No final, a glória ou a bancarrota será fruto das decisões tomadas e não do fator sorte. O melhor CEO, a melhor gestão e a melhor estratégia cavalgarão uma só cadeia de restaurantes até à vitória. Cada sucesso até pode resultar num processo mentalmente esgotante; mas também trará altas doses de euforia. Até trememos só de pensar que o nosso império começou com a simples contratação de uma rapariga para a área do recrutamento…
Em alternativa, podemos abrir uma banca num mercado…

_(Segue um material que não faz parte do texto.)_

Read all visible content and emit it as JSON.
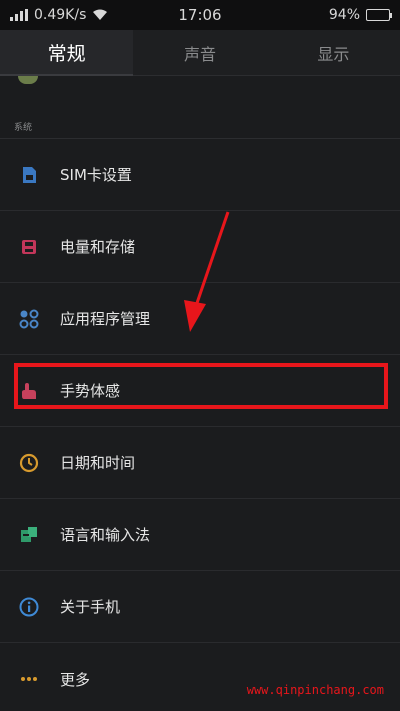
{
  "status": {
    "speed": "0.49K/s",
    "time": "17:06",
    "battery": "94%",
    "battery_level": 0.94
  },
  "tabs": [
    {
      "label": "常规",
      "active": true
    },
    {
      "label": "声音",
      "active": false
    },
    {
      "label": "显示",
      "active": false
    }
  ],
  "section": {
    "title": "系统"
  },
  "items": [
    {
      "label": "SIM卡设置",
      "icon": "sim-card-icon",
      "color": "#3a78c2"
    },
    {
      "label": "电量和存储",
      "icon": "storage-icon",
      "color": "#c2365a"
    },
    {
      "label": "应用程序管理",
      "icon": "apps-icon",
      "color": "#4a86c8"
    },
    {
      "label": "手势体感",
      "icon": "gesture-icon",
      "color": "#c7415c"
    },
    {
      "label": "日期和时间",
      "icon": "clock-icon",
      "color": "#d79a2e"
    },
    {
      "label": "语言和输入法",
      "icon": "language-icon",
      "color": "#2f9a6a"
    },
    {
      "label": "关于手机",
      "icon": "info-icon",
      "color": "#3f8ad6"
    },
    {
      "label": "更多",
      "icon": "more-icon",
      "color": "#d79a2e"
    }
  ],
  "watermark": "www.qinpinchang.com",
  "colors": {
    "highlight": "#e8161b",
    "background": "#1b1c1e"
  }
}
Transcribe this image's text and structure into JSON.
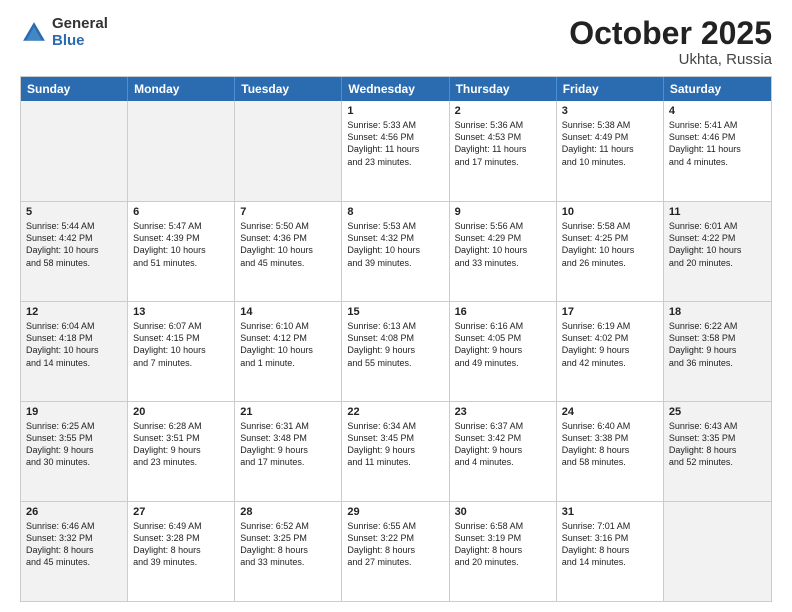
{
  "logo": {
    "general": "General",
    "blue": "Blue"
  },
  "title": {
    "month": "October 2025",
    "location": "Ukhta, Russia"
  },
  "header_days": [
    "Sunday",
    "Monday",
    "Tuesday",
    "Wednesday",
    "Thursday",
    "Friday",
    "Saturday"
  ],
  "weeks": [
    [
      {
        "day": "",
        "text": "",
        "shaded": true
      },
      {
        "day": "",
        "text": "",
        "shaded": true
      },
      {
        "day": "",
        "text": "",
        "shaded": true
      },
      {
        "day": "1",
        "text": "Sunrise: 5:33 AM\nSunset: 4:56 PM\nDaylight: 11 hours\nand 23 minutes.",
        "shaded": false
      },
      {
        "day": "2",
        "text": "Sunrise: 5:36 AM\nSunset: 4:53 PM\nDaylight: 11 hours\nand 17 minutes.",
        "shaded": false
      },
      {
        "day": "3",
        "text": "Sunrise: 5:38 AM\nSunset: 4:49 PM\nDaylight: 11 hours\nand 10 minutes.",
        "shaded": false
      },
      {
        "day": "4",
        "text": "Sunrise: 5:41 AM\nSunset: 4:46 PM\nDaylight: 11 hours\nand 4 minutes.",
        "shaded": false
      }
    ],
    [
      {
        "day": "5",
        "text": "Sunrise: 5:44 AM\nSunset: 4:42 PM\nDaylight: 10 hours\nand 58 minutes.",
        "shaded": true
      },
      {
        "day": "6",
        "text": "Sunrise: 5:47 AM\nSunset: 4:39 PM\nDaylight: 10 hours\nand 51 minutes.",
        "shaded": false
      },
      {
        "day": "7",
        "text": "Sunrise: 5:50 AM\nSunset: 4:36 PM\nDaylight: 10 hours\nand 45 minutes.",
        "shaded": false
      },
      {
        "day": "8",
        "text": "Sunrise: 5:53 AM\nSunset: 4:32 PM\nDaylight: 10 hours\nand 39 minutes.",
        "shaded": false
      },
      {
        "day": "9",
        "text": "Sunrise: 5:56 AM\nSunset: 4:29 PM\nDaylight: 10 hours\nand 33 minutes.",
        "shaded": false
      },
      {
        "day": "10",
        "text": "Sunrise: 5:58 AM\nSunset: 4:25 PM\nDaylight: 10 hours\nand 26 minutes.",
        "shaded": false
      },
      {
        "day": "11",
        "text": "Sunrise: 6:01 AM\nSunset: 4:22 PM\nDaylight: 10 hours\nand 20 minutes.",
        "shaded": true
      }
    ],
    [
      {
        "day": "12",
        "text": "Sunrise: 6:04 AM\nSunset: 4:18 PM\nDaylight: 10 hours\nand 14 minutes.",
        "shaded": true
      },
      {
        "day": "13",
        "text": "Sunrise: 6:07 AM\nSunset: 4:15 PM\nDaylight: 10 hours\nand 7 minutes.",
        "shaded": false
      },
      {
        "day": "14",
        "text": "Sunrise: 6:10 AM\nSunset: 4:12 PM\nDaylight: 10 hours\nand 1 minute.",
        "shaded": false
      },
      {
        "day": "15",
        "text": "Sunrise: 6:13 AM\nSunset: 4:08 PM\nDaylight: 9 hours\nand 55 minutes.",
        "shaded": false
      },
      {
        "day": "16",
        "text": "Sunrise: 6:16 AM\nSunset: 4:05 PM\nDaylight: 9 hours\nand 49 minutes.",
        "shaded": false
      },
      {
        "day": "17",
        "text": "Sunrise: 6:19 AM\nSunset: 4:02 PM\nDaylight: 9 hours\nand 42 minutes.",
        "shaded": false
      },
      {
        "day": "18",
        "text": "Sunrise: 6:22 AM\nSunset: 3:58 PM\nDaylight: 9 hours\nand 36 minutes.",
        "shaded": true
      }
    ],
    [
      {
        "day": "19",
        "text": "Sunrise: 6:25 AM\nSunset: 3:55 PM\nDaylight: 9 hours\nand 30 minutes.",
        "shaded": true
      },
      {
        "day": "20",
        "text": "Sunrise: 6:28 AM\nSunset: 3:51 PM\nDaylight: 9 hours\nand 23 minutes.",
        "shaded": false
      },
      {
        "day": "21",
        "text": "Sunrise: 6:31 AM\nSunset: 3:48 PM\nDaylight: 9 hours\nand 17 minutes.",
        "shaded": false
      },
      {
        "day": "22",
        "text": "Sunrise: 6:34 AM\nSunset: 3:45 PM\nDaylight: 9 hours\nand 11 minutes.",
        "shaded": false
      },
      {
        "day": "23",
        "text": "Sunrise: 6:37 AM\nSunset: 3:42 PM\nDaylight: 9 hours\nand 4 minutes.",
        "shaded": false
      },
      {
        "day": "24",
        "text": "Sunrise: 6:40 AM\nSunset: 3:38 PM\nDaylight: 8 hours\nand 58 minutes.",
        "shaded": false
      },
      {
        "day": "25",
        "text": "Sunrise: 6:43 AM\nSunset: 3:35 PM\nDaylight: 8 hours\nand 52 minutes.",
        "shaded": true
      }
    ],
    [
      {
        "day": "26",
        "text": "Sunrise: 6:46 AM\nSunset: 3:32 PM\nDaylight: 8 hours\nand 45 minutes.",
        "shaded": true
      },
      {
        "day": "27",
        "text": "Sunrise: 6:49 AM\nSunset: 3:28 PM\nDaylight: 8 hours\nand 39 minutes.",
        "shaded": false
      },
      {
        "day": "28",
        "text": "Sunrise: 6:52 AM\nSunset: 3:25 PM\nDaylight: 8 hours\nand 33 minutes.",
        "shaded": false
      },
      {
        "day": "29",
        "text": "Sunrise: 6:55 AM\nSunset: 3:22 PM\nDaylight: 8 hours\nand 27 minutes.",
        "shaded": false
      },
      {
        "day": "30",
        "text": "Sunrise: 6:58 AM\nSunset: 3:19 PM\nDaylight: 8 hours\nand 20 minutes.",
        "shaded": false
      },
      {
        "day": "31",
        "text": "Sunrise: 7:01 AM\nSunset: 3:16 PM\nDaylight: 8 hours\nand 14 minutes.",
        "shaded": false
      },
      {
        "day": "",
        "text": "",
        "shaded": true
      }
    ]
  ]
}
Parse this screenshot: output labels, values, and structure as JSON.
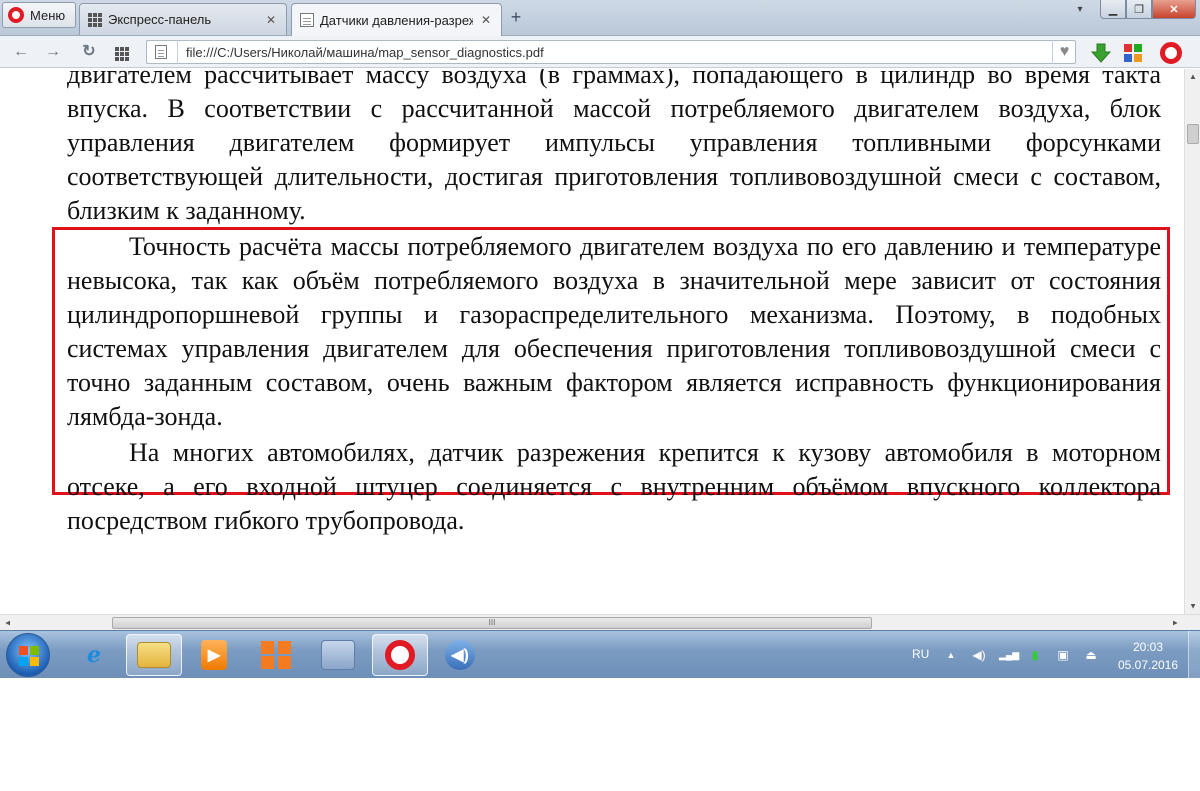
{
  "browser": {
    "menu_label": "Меню",
    "tabs": [
      {
        "label": "Экспресс-панель"
      },
      {
        "label": "Датчики давления-разреж"
      }
    ],
    "address": "file:///C:/Users/Николай/машина/map_sensor_diagnostics.pdf"
  },
  "document": {
    "paragraphs": [
      "двигателем рассчитывает массу воздуха (в граммах), попадающего в цилиндр во время такта впуска. В соответствии с рассчитанной массой потребляемого двигателем воздуха, блок управления двигателем формирует импульсы управления топливными форсунками соответствующей длительности, достигая приготовления топливовоздушной смеси с составом, близким к заданному.",
      "Точность расчёта массы потребляемого двигателем воздуха по его давлению и температуре невысока, так как объём потребляемого воздуха в значительной мере зависит от состояния цилиндропоршневой группы и газораспределительного механизма. Поэтому, в подобных системах управления двигателем для обеспечения приготовления топливовоздушной смеси с точно заданным составом, очень важным фактором является исправность функционирования лямбда-зонда.",
      "На многих автомобилях, датчик разрежения крепится к кузову автомобиля в моторном отсеке, а его входной штуцер соединяется с внутренним объёмом впускного коллектора посредством гибкого трубопровода."
    ],
    "highlight_color": "#e0101c"
  },
  "taskbar": {
    "language": "RU",
    "time": "20:03",
    "date": "05.07.2016"
  },
  "icons": {
    "back": "←",
    "forward": "→",
    "reload": "↻",
    "heart": "♥",
    "close": "✕",
    "plus": "+",
    "minimize": "▁",
    "restore": "❐",
    "tabs_menu": "▾",
    "scroll_grip": "III",
    "media": "▶",
    "speaker": "◀)",
    "tray_up": "▲",
    "tray_volume": "◀)",
    "tray_signal": "▂▄▆",
    "tray_battery": "▮",
    "tray_network": "▣",
    "tray_safe_remove": "⏏"
  }
}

Se a descrição anterior vos pareceu demasiado complexa ou ameaçadora, talvez valha a pena espreitar outra proposta relacionada com comida. Em Mercado de Lisboa (2021), assumimos o papel de empreendedores que procuram obter o maior lucro possível no movimentado mercado lisboeta. O jogo assenta em ações básicas, como abrir uma banca (de tomate, peixe, carne, uvas ou flores), instalar um restaurante (há bares de vinho, estabelecimentos de sushi e hambúrgueres, casas de chá, pizarias) ou trazer clientela para as entradas do mercado. Neste típico jogo de colocação estratégica de peças, o principal desafio reside na criação de um conjunto de negócios capaz de gerar sinergias, obtendo-se assim o máximo rendimento por cada cliente.
Fácil de aprender e rápido de completar (partidas entre 30 a 45 minutos), Mercado de Lisboa não deixa de requerer decisões táticas de alguma profundidade. Mas talvez o principal apelo seja o cenário, tão conhecido pelos lisboetas e agora pelos turistas, e que o jogo conte com a coassinatura de um famosíssimo designer de jogos de tabuleiro português: Vital Lacerda. Será nome de que voltaremos, certamente, a falar.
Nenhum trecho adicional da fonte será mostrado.